Hello, I have the following problem:
Entering coordinates of points on a plain with keyboard (as rows x,y). Analysing this coordinates. Replacing coordinates in vector (point - structure data type). Then calculating distance from the first point to all another points.
I've written the code of this problem using arrays -> formula r=sqrt( (x[i]-x[1])^2+(y[i]-y[1])^2) ), (coordinate plain).
#include <stdio.h>
#include <iostream.h>
#include <math.h>
main()
{
float x[100], y[100];
int i, n;
float r;
cout << "Enter dimension of 1D massives (vectors of X & Y coordinates)\n";
cin >> n;
cout << "Enter X coordinates of points for the 1st 1D massive (vector 1):\n";
for (i = 0; i < n; i++)
{ cin >> x[i];
}
cout << "Enter Y coordinates of points for the 2nd 1D massive (vector 2):\n";
for (i = 0; i < n; i++)
{ cin >> y[i];
}
for (i = 0; i < n; i++)
{ r=sqrt( ((x[i]-x[0])*(x[i]-x[0])+(y[i]-y[0])*(y[i]-y[0])) );
cout << "\n r = " << r;
cout << "\n";
}
return 0;
}
I'm confused about something. So do you want your program to list the distance between adjacent vectors?
Example:
If you type in 3 points (let's callt hem A, B, and C)

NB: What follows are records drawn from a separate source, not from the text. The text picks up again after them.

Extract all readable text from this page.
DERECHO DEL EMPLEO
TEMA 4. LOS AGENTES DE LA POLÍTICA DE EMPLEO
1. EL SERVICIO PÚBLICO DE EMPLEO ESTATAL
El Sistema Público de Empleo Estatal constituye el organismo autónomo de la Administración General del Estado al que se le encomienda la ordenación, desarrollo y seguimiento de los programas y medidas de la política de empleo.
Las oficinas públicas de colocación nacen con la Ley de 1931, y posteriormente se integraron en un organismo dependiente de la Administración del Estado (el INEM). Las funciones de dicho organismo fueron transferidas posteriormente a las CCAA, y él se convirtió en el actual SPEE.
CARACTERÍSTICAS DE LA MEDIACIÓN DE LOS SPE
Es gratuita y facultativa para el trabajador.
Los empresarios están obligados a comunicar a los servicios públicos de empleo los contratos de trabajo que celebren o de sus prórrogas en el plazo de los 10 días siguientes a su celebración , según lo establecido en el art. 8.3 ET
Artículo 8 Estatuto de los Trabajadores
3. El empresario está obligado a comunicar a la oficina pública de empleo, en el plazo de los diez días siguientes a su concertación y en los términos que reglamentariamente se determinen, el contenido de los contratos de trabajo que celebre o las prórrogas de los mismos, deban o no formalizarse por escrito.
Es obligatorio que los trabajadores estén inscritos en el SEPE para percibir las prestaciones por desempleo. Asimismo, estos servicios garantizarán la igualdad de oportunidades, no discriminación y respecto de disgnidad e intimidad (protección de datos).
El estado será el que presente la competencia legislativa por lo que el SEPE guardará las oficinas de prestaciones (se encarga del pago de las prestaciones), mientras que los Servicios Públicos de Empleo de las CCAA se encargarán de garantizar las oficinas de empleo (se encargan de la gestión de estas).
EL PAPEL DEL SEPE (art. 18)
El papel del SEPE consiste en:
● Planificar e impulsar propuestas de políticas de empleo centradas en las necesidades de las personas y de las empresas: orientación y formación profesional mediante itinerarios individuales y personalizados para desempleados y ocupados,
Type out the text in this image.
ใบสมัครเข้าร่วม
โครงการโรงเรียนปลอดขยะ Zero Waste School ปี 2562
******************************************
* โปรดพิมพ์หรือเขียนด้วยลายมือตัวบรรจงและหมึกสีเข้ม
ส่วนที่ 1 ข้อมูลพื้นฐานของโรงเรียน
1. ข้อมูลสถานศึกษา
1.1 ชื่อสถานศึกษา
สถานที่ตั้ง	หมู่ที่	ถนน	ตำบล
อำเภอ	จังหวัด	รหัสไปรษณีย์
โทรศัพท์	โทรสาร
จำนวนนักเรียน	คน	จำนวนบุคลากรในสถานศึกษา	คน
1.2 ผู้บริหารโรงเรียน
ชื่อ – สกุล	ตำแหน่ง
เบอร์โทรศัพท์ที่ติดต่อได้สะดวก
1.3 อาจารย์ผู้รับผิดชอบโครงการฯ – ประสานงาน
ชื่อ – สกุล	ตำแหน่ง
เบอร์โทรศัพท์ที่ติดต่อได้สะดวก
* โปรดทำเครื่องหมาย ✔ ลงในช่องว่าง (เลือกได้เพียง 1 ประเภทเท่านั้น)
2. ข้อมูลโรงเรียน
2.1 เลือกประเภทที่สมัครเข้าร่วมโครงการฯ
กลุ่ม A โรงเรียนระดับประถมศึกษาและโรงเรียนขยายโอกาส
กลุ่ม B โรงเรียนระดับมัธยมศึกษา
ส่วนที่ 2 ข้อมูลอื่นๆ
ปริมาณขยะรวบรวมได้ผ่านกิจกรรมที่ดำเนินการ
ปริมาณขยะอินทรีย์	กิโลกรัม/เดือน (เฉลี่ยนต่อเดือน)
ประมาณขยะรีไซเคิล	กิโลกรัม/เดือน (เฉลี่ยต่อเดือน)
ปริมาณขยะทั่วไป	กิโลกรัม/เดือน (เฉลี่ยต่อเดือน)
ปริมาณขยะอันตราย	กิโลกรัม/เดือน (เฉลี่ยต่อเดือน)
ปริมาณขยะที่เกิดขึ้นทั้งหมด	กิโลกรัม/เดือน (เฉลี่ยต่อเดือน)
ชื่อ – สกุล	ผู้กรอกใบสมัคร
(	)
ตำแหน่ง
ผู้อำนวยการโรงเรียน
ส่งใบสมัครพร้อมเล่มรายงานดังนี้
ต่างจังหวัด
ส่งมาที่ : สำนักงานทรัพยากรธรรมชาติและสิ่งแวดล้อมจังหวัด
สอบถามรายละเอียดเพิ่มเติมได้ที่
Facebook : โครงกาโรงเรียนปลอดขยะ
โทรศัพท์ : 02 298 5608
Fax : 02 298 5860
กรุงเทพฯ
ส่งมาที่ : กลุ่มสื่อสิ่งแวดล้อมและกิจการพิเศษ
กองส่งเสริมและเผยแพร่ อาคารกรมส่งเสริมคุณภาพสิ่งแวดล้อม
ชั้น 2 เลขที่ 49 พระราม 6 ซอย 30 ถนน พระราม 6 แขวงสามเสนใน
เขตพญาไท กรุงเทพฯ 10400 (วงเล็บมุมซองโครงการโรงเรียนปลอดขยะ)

It would display 2 numbers
First would be distance from (A to B)
Second would be distance from (B to C)
am I correct in assuming this?
Edit: If that's what you wanted here was my approach, hopefully it makes sense. It appears that whoever taught you vectors didn't give you a clear understanding of it. Not sure why you were trying to use pointers when it's not necessary.
Thank you so much, very helpful. In this case problem can be solved by several ways. Exact wording of problem requires solving by dynamical arrays called "vectors". I agree that it makes better sense using statical arrays in that case.
This is screaming out for a vector class. If you create one, you could give it the required operators (in this case, the subtraction operator for sure) and a magnitude method.
Yes, algorithm is right but tools of your coding and coding of posts above are different (by used of set of instruments). Using definition of vector from vector algebra aren't always necessary.